Таисия Васильевна отыскала старый — пятизначный еще — телефон отца Елены Сергеевны, Сергея Георгиевича Лебедева. Справочная служба по старому номеру дает новый — семизначный. И вот в трубке голос человека, который, как выясняется с первых же слов, может многое рассказать мне и о Екатерине Николаевне, и о Домерщикове. Время близится к полуночи, но я в азарте погони напрашиваюсь с визитом. Я боюсь, что ниточка, которая вела меня весь день, оборвется, если я перенесу поиск на завтра.
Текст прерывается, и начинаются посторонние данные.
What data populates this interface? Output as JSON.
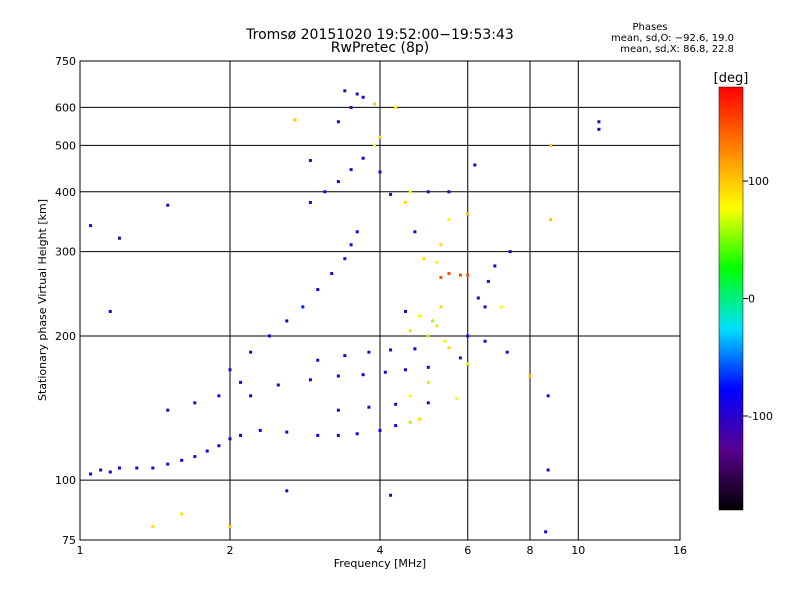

Распрощавшись с Таисией Васильевной и ее соседкой, еду в центр Ленинграда на бывшую Большую Конюшенную, ныне улицу Желябова. В лабиринте многокамерного двора старинного доходного дома долго разыскиваю квартиру Лебедева. Кляну на чем свет стоит местный ЖЭК: нумерация квартир перепутана, как фишки лото. После «12» идет «97». Что ни подъезд, то хаотический набор номеров. Темно, безлюдно — спросить не у кого. Хоть кричи посреди двора: «Сергей Георгиевич, где вы?!» Я обошел все подъезды, но тридцать первой квартиры не было нигде. Попадались мне и «30» и «32» (в разных подъездах), значит, должна же где-то быть и «31»! Мне уже стало казаться, что дело нечисто, что в поиск мой вмешались темные силы: как-никак, а «31» — это «чертова дюжина» в зеркальном отражении, в тут — о, счастье! — чиркнув зажигалкой у таблички с перечнем квартирных номеров, замечаю, что номер «31» просто-напросто замазан кистью небрежного маляра…

Взлетаю по черной лестнице на третий этаж… Заждавшийся хозяин открывает сразу, не спрашивая, что за поздний гость стучится к нему. Имя Домерщикова, как пароль, открывает нас друг другу, и разговор наш течет откровенно и взволнованно…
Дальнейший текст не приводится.